5. Peter e il filo magico   1

Robin Sharma, Il monaco che vendette la sua Ferrari

C'era una volta Peter, un ragazzino molto vivace a cui tutti volevano bene: la sua famiglia, i suoi maestri e i suoi amici... Ma Peter aveva un piccolo, grande problema. Peter non riusciva a vivere il presente. Non aveva imparato a godere della vita. Quando era a scuola, sognava di essere fuori a giocare. Quando giocava, sognava di essere già in vacanza. Peter sognava sempre ad occhi aperti, non godendosi mai il presente che la vita gli offriva.

Un mattino, Peter stava camminando nel bosco vicino a casa. Siccome si sentiva stanco, decise di fermarsi in una radura e di fare un pisolino. Si addormentò come un sasso, ma dopo qualche minuto, si sentì chiamare per nome: «Peter, Peter!», ripeteva una voce stridula. Quando aprì gli occhi... sorpresa! Si ritrovò dinnanzi una donna vecchia di almeno cent'anni, con i capelli candidi che le ricadevano sulle spalle come matasse di lana arruffata. Nella mano rugosa aveva una pallina magica, con un foro nel centro da cui pendeva un lungo filo dorato. «Peter - disse la vecchia - questo è il filo della vita. Se lo tiri piano piano, in pochi secondi passerà un'ora; se tiri più forte, in pochi minuti passeranno giorni interi. Se tiri con tutta la tua forza, in pochi giorni passeranno dei mesi o addirittura degli anni». Peter era eccitato dalla scoperta. «Oh, mi piacerebbe tanto averlo!» esclamò smanioso. Allora la vecchietta si chinò e gli diede la pallina con il filo magico.

Il giorno dopo, Peter era seduto nel suo banco a scuola, e si sentiva annoiato e irrequieto. Improvvisamente si ricordò del suo nuovo giocattolo. Tirò il filo pian piano e si trovò subito a casa, a giocare nel suo giardino. Rendendosi conto dei poteri del filo magico, Peter presto si stancò di andare a scuola e desiderò essere un ragazzo più grande, alla scoperta della vita. Allora tirò il filo un po' più forte e si ritrovò adolescente, con una ragazza di nome Elise. Ma Peter non era ancora soddisfatto. Egli non era in grado di cogliere la bellezza di ogni istante e di esplorare le semplici meraviglie offerte dalle diverse fasi della vita. Sognava invece di essere già adulto, e così tirò di nuovo il filo, sicché gli anni passarono in un lampo. Si ritrovò allora trasformato in un uomo maturo. Elise era diventata sua moglie e Peter era circondato da tanti bambini. Ma notò un'altra cosa: i suoi capelli neri avevano iniziato a diventare grigi, e la sua dolce e adorata mamma era diventata vecchia e debole. Eppure, Peter ancora non riusciva a vivere il presente. Perciò, tirò un'altra volta il filo d'oro e attese la nuova trasformazione.

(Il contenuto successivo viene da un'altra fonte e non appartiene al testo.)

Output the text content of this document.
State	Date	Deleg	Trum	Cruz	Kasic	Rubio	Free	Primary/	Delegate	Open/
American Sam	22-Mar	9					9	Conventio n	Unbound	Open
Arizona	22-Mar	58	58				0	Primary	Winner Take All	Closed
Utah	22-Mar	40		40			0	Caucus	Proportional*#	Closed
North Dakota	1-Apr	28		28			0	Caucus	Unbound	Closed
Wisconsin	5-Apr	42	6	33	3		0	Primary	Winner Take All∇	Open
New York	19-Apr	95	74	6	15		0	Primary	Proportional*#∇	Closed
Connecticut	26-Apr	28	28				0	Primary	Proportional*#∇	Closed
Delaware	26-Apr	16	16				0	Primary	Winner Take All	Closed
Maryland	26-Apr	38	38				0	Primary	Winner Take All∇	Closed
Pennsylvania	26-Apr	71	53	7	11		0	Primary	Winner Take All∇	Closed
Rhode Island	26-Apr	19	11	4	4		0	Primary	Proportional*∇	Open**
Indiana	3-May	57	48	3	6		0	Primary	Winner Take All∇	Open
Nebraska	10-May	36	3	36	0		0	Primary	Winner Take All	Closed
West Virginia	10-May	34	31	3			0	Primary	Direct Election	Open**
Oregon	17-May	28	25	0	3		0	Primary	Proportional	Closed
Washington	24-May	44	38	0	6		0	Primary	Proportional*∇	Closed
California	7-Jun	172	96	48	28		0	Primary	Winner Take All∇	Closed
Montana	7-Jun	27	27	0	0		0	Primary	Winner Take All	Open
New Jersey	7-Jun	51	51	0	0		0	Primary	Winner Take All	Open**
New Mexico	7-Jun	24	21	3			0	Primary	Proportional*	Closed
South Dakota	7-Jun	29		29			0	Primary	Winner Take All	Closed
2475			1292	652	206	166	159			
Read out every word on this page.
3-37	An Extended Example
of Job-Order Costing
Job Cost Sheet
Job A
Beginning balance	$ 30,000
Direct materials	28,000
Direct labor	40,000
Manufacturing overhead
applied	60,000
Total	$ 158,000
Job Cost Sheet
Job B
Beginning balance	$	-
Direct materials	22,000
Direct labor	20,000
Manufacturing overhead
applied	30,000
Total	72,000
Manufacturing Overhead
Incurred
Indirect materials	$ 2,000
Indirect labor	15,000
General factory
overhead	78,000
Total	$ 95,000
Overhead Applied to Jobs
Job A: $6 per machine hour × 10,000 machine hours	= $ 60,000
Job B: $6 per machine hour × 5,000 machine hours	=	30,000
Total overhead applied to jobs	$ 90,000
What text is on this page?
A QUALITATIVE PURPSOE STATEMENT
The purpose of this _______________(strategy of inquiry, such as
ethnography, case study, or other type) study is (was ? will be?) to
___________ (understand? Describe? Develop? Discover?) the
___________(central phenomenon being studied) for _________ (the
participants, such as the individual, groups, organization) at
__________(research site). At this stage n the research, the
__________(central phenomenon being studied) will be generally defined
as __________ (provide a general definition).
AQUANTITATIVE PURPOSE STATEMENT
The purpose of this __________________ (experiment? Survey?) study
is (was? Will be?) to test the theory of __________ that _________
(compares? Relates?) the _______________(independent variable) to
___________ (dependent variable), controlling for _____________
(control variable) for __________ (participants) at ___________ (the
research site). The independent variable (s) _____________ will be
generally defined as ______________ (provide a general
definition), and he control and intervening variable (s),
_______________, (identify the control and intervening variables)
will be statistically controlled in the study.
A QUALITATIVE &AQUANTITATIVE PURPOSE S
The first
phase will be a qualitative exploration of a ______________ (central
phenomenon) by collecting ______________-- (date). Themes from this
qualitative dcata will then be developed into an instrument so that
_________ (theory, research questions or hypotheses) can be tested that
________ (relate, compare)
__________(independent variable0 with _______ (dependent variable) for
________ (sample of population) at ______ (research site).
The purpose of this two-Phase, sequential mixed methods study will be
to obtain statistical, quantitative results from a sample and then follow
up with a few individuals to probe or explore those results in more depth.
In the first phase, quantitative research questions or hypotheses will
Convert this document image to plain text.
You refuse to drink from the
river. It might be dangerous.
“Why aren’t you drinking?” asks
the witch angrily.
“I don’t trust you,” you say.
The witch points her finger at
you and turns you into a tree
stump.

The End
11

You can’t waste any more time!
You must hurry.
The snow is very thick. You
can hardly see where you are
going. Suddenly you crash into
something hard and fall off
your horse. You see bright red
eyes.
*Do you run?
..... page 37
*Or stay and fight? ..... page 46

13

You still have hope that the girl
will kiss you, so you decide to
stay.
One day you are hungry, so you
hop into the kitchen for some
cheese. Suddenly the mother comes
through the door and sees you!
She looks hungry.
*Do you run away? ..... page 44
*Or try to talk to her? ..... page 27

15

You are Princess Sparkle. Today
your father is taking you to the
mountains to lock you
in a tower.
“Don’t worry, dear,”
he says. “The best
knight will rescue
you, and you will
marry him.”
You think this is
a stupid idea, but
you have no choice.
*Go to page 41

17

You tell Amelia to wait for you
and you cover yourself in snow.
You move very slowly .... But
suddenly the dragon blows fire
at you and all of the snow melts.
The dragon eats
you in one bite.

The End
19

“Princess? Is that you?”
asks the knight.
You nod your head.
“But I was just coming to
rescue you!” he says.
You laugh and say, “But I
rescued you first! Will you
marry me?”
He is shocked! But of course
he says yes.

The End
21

Adesso aveva novant'anni. Ormai i suoi folti capelli scuri erano diventati bianchi come la neve e la moglie, un tempo bellissima, era morta già da qualche anno. I suoi deliziosi bambini erano cresciuti ed erano usciti di casa per vivere la loro vita. Così, a un tratto, Peter si rese conto di non essersi mai fermato a godere di nulla. Non era mai andato a pescare con suo figlio, non aveva mai fatto una passeggiata al chiaro di luna con sua moglie, non aveva mai piantato un albero... e non aveva mai nemmeno trovato il tempo di leggere quei bellissimi libri che tanto piacevano a sua madre. Era sempre andato di corsa, senza fermarsi a guardare le bellezze che adornavano il suo cammino. Questa scoperta rattristò molto Peter. Allora, per riordinare le idee e rasserenarsi un po', decise di andare a fare un giro nel bosco dove era solito giocare da bambino. Entrò nel bosco, si accorse che gli alberelli della sua infanzia erano diventati querce gigantesche; era stupendo, sembrava di trovarsi in un Paradiso Terrestre. Allora si distese sull'erba di una radura e si addormentò profondamente.

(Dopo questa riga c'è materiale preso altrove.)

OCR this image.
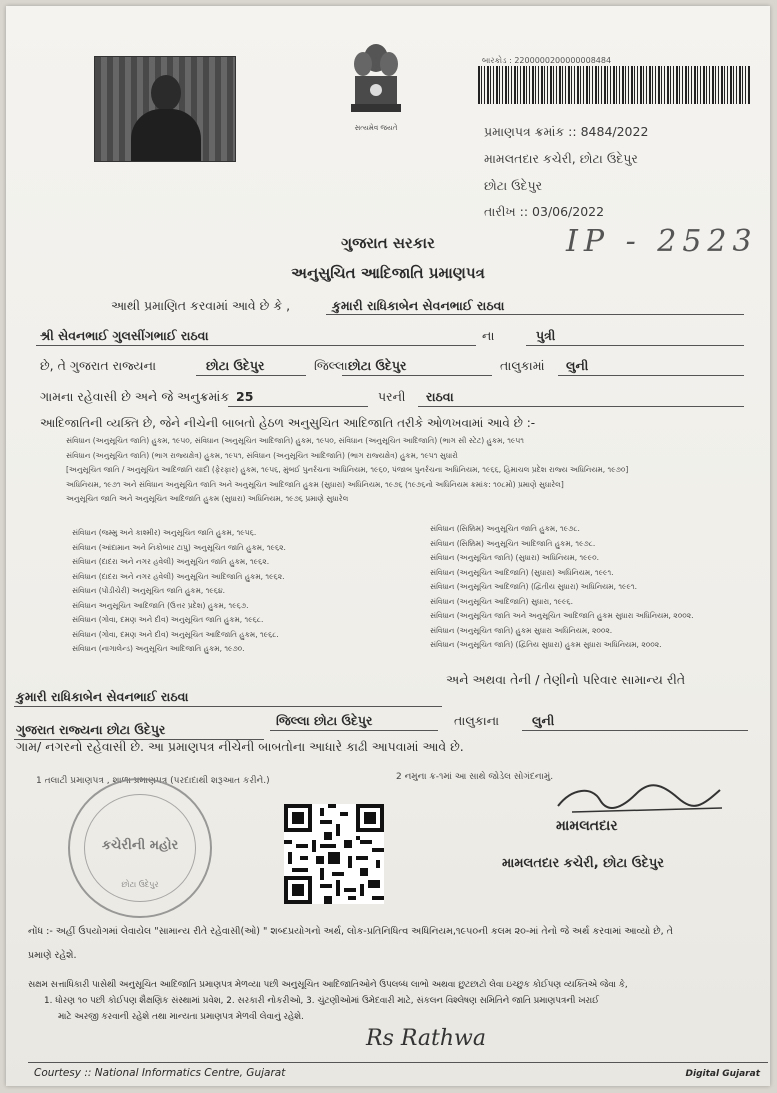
સત્યમેવ જયતે
બારકોડ : 2200000200000008484
પ્રમાણપત્ર ક્રમાંક :: 8484/2022
મામલતદાર કચેરી, છોટા ઉદેપુર
છોટા ઉદેપુર
તારીખ :: 03/06/2022
IP - 2523
ગુજરાત સરકાર
અનુસુચિત આદિજાતિ પ્રમાણપત્ર
આથી પ્રમાણિત કરવામાં આવે છે કે ,	કુમારી રાધિકાબેન સેવનભાઈ રાઠવા
શ્રી સેવનભાઈ ગુલસીંગભાઈ રાઠવા	ના	પુત્રી
છે, તે ગુજરાત રાજ્યના	છોટા ઉદેપુર	જિલ્લા છોટા ઉદેપુર	તાલુકામાં લુની
ગામના રહેવાસી છે અને જે અનુક્રમાંક 25	પરની રાઠવા
આદિજાતિની વ્યક્તિ છે, જેને નીચેની બાબતો હેઠળ અનુસુચિત આદિજાતિ તરીકે ઓળખવામાં આવે છે :-
સંવિધાન (અનુસૂચિત જાતિ) હુકમ, ૧૯૫૦, સંવિધાન (અનુસૂચિત આદિજાતિ) હુકમ, ૧૯૫૦, સંવિધાન (અનુસૂચિત આદિજાતિ) (ભાગ સી સ્ટેટ) હુકમ, ૧૯૫૧
સંવિધાન (અનુસૂચિત જાતિ) (ભાગ રાજ્યક્ષેત્ર) હુકમ, ૧૯૫૧, સંવિધાન (અનુસૂચિત આદિજાતિ) (ભાગ રાજ્યક્ષેત્ર) હુકમ, ૧૯૫૧ સુધારો
[અનુસૂચિત જાતિ / અનુસૂચિત આદિજાતિ યાદી (ફેરફાર) હુકમ, ૧૯૫૬, મુંબઈ પુનર્રચના અધિનિયમ, ૧૯૬૦, પંજાબ પુનર્રચના અધિનિયમ, ૧૯૬૬, હિમાચલ પ્રદેશ રાજ્ય અધિનિયમ, ૧૯૭૦]
અધિનિયમ, ૧૯૭૧ અને સંવિધાન અનુસૂચિત જાતિ અને અનુસૂચિત આદિજાતિ હુકમ (સુધારા) અધિનિયમ, ૧૯૭૬ (૧૯૭૬નો અધિનિયમ ક્રમાંક: ૧૦૮મો) પ્રમાણે સુધારેલ]
અનુસૂચિત જાતિ અને અનુસૂચિત આદિજાતિ હુકમ (સુધારા) અધિનિયમ, ૧૯૭૬ પ્રમાણે સુધારેલ
સંવિધાન (જમ્મુ અને કાશ્મીર) અનુસૂચિત જાતિ હુકમ, ૧૯૫૬.
સંવિધાન (આંદામાન અને નિકોબાર ટાપુ) અનુસૂચિત જાતિ હુકમ, ૧૯૬૨.
સંવિધાન (દાદરા અને નગર હવેલી) અનુસૂચિત જાતિ હુકમ, ૧૯૬૨.
સંવિધાન (દાદરા અને નગર હવેલી) અનુસૂચિત આદિજાતિ હુકમ, ૧૯૬૨.
સંવિધાન (પોંડીચેરી) અનુસૂચિત જાતિ હુકમ, ૧૯૬૪.
સંવિધાન અનુસૂચિત આદિજાતિ (ઉત્તર પ્રદેશ) હુકમ, ૧૯૬૭.
સંવિધાન (ગોવા, દમણ અને દીવ) અનુસૂચિત જાતિ હુકમ, ૧૯૬૮.
સંવિધાન (ગોવા, દમણ અને દીવ) અનુસૂચિત આદિજાતિ હુકમ, ૧૯૬૮.
સંવિધાન (નાગાલેન્ડ) અનુસૂચિત આદિજાતિ હુકમ, ૧૯૭૦.
સંવિધાન (સિક્કિમ) અનુસૂચિત જાતિ હુકમ, ૧૯૭૮.
સંવિધાન (સિક્કિમ) અનુસૂચિત આદિજાતિ હુકમ, ૧૯૭૮.
સંવિધાન (અનુસૂચિત જાતિ) (સુધારા) અધિનિયમ, ૧૯૯૦.
સંવિધાન (અનુસૂચિત આદિજાતિ) (સુધારા) અધિનિયમ, ૧૯૯૧.
સંવિધાન (અનુસૂચિત આદિજાતિ) (દ્વિતીય સુધારા) અધિનિયમ, ૧૯૯૧.
સંવિધાન (અનુસૂચિત આદિજાતિ) સુધારા, ૧૯૯૬.
સંવિધાન (અનુસૂચિત જાતિ અને અનુસૂચિત આદિજાતિ હુકમ સુધારા અધિનિયમ, ૨૦૦૨.
સંવિધાન (અનુસૂચિત જાતિ) હુકમ સુધારા અધિનિયમ, ૨૦૦૨.
સંવિધાન (અનુસૂચિત જાતિ) (દ્વિતિય સુધારા) હુકમ સુધારા અધિનિયમ, ૨૦૦૨.
અને અથવા તેની / તેણીનો પરિવાર સામાન્ય રીતે
કુમારી રાધિકાબેન સેવનભાઈ રાઠવા
ગુજરાત રાજ્યના છોટા ઉદેપુર
જિલ્લા છોટા ઉદેપુર	તાલુકાના	લુની
ગામ/ નગરનો રહેવાસી છે. આ પ્રમાણપત્ર નીચેની બાબતોના આધારે કાઢી આપવામાં આવે છે.
1 તલાટી પ્રમાણપત્ર , શાળા પ્રમાણપત્ર (પરદાદાથી શરૂઆત કરીને.)	2 નમુના ક્ર-૧માં આ સાથે જોડેલ સોગંદનામું.
કચેરીની મહોર
છોટા ઉદેપુર
મામલતદાર
મામલતદાર કચેરી, છોટા ઉદેપુર
નોંધ :- અહીં ઉપયોગમાં લેવાયેલ "સામાન્ય રીતે રહેવાસી(ઓ) " શબ્દપ્રયોગનો અર્થ, લોક-પ્રતિનિધિત્વ અધિનિયમ,૧૯૫૦ની કલમ ૨૦-માં તેનો જે અર્થ કરવામાં આવ્યો છે, તે
પ્રમાણે રહેશે.
સક્ષમ સત્તાધિકારી પાસેથી અનુસૂચિત આદિજાતિ પ્રમાણપત્ર મેળવ્યા પછી અનુસૂચિત આદિજાતિઓને ઉપલબ્ધ લાભો અથવા છુટછાટો લેવા ઇચ્છુક કોઈપણ વ્યક્તિએ જેવા કે,
1. ધોરણ ૧૦ પછી કોઈપણ શૈક્ષણિક સંસ્થામાં પ્રવેશ, 2. સરકારી નોકરીઓ, 3. ચુંટણીઓમાં ઉમેદવારી માટે, સંકલન વિશ્લેષણ સમિતિને જાતિ પ્રમાણપત્રની ખરાઈ
માટે અરજી કરવાની રહેશે તથા માન્યતા પ્રમાણપત્ર મેળવી લેવાનું રહેશે.
Rs Rathwa
Courtesy :: National Informatics Centre, Gujarat	Digital Gujarat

Dopo qualche minuto, qualcuno lo chiamò: «Peter, Peter!» Aprì gli occhi e con suo grande stupore rivide la vecchia che gli aveva regalato la pallina molti anni prima. «Ti è piaciuto il mio regalo?» «All'inizio è stato divertente, ma ora lo odio a morte», disse Peter. «Tutta la vita mi è passata davanti agli occhi senza che potessi goderne un solo istante. Certo, ci saranno anche stati dei momenti molto belli e altri molto tristi, ma non ho avuto la possibilità di coglierli. Ora mi sento vuoto, mi manca il dono della vita». «Sei davvero un ingrato - disse la vecchietta. - Ma ti concederò di esprimere un ultimo desiderio». Peter ci pensò un istante e poi rispose fulmineamente: «Vorrei ridiventare bambino e riprovare a vivere daccapo». Poi si riaddormentò.

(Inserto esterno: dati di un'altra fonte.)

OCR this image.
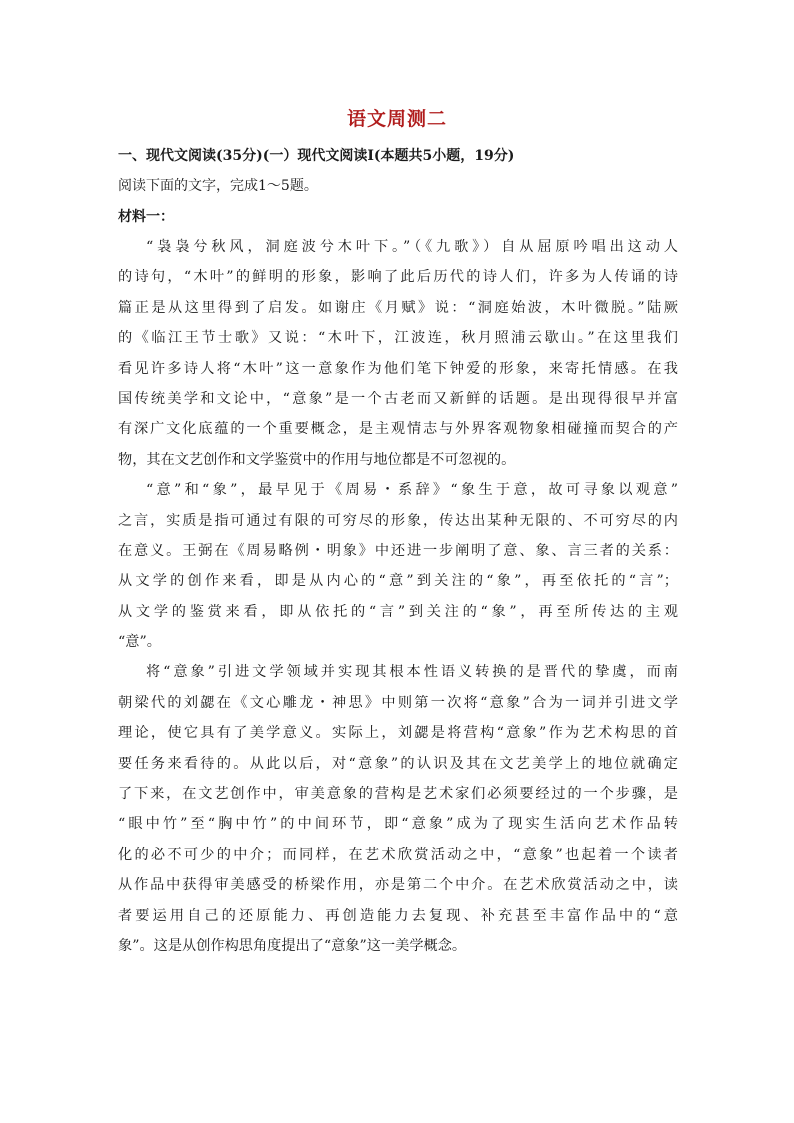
语文周测二
一、现代文阅读(35分)(一）现代文阅读Ⅰ(本题共5小题，19分)
阅读下面的文字，完成1～5题。
材料一：
“袅袅兮秋风，洞庭波兮木叶下。”（《九歌》）自从屈原吟唱出这动人
的诗句，“木叶”的鲜明的形象，影响了此后历代的诗人们，许多为人传诵的诗
篇正是从这里得到了启发。如谢庄《月赋》说：“洞庭始波，木叶微脱。”陆厥
的《临江王节士歌》又说：“木叶下，江波连，秋月照浦云歇山。”在这里我们
看见许多诗人将“木叶”这一意象作为他们笔下钟爱的形象，来寄托情感。在我
国传统美学和文论中，“意象”是一个古老而又新鲜的话题。是出现得很早并富
有深广文化底蕴的一个重要概念，是主观情志与外界客观物象相碰撞而契合的产
物，其在文艺创作和文学鉴赏中的作用与地位都是不可忽视的。
“意”和“象”，最早见于《周易・系辞》“象生于意，故可寻象以观意”
之言，实质是指可通过有限的可穷尽的形象，传达出某种无限的、不可穷尽的内
在意义。王弼在《周易略例・明象》中还进一步阐明了意、象、言三者的关系：
从文学的创作来看，即是从内心的“意”到关注的“象”，再至依托的“言”；
从文学的鉴赏来看，即从依托的“言”到关注的“象”，再至所传达的主观
“意”。
将“意象”引进文学领域并实现其根本性语义转换的是晋代的挚虞，而南
朝梁代的刘勰在《文心雕龙・神思》中则第一次将“意象”合为一词并引进文学
理论，使它具有了美学意义。实际上，刘勰是将营构“意象”作为艺术构思的首
要任务来看待的。从此以后，对“意象”的认识及其在文艺美学上的地位就确定
了下来，在文艺创作中，审美意象的营构是艺术家们必须要经过的一个步骤，是
“眼中竹”至“胸中竹”的中间环节，即“意象”成为了现实生活向艺术作品转
化的必不可少的中介；而同样，在艺术欣赏活动之中，“意象”也起着一个读者
从作品中获得审美感受的桥梁作用，亦是第二个中介。在艺术欣赏活动之中，读
者要运用自己的还原能力、再创造能力去复现、补充甚至丰富作品中的“意
象”。这是从创作构思角度提出了“意象”这一美学概念。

A un tratto sentì di nuovo che qualcuno lo chiamava, e si risvegliò. «Chi sarà questa volta?», si chiese. Quando aprì gli occhi, scoprì con gioia che era sua madre che lo stava chiamando, e che era tornata giovane, sana e forte. Allora Peter si rese conto che la vecchietta aveva mantenuto la promessa e che l'aveva riportato all'infanzia. «Su, Peter, dormiglione! Se non ti sbrighi ad alzarti farai tardi a scuola», lo ammoniva sua madre. Naturalmente Peter scattò su dal letto e da quel momento incominciò a vivere come aveva sperato: una vita piena, ricca di gioie, soddisfazioni e successi... Ma tutto ebbe inizio quando smise di sacrificare il presente per il futuro e si rese conto di dovere vivere nell'oggi.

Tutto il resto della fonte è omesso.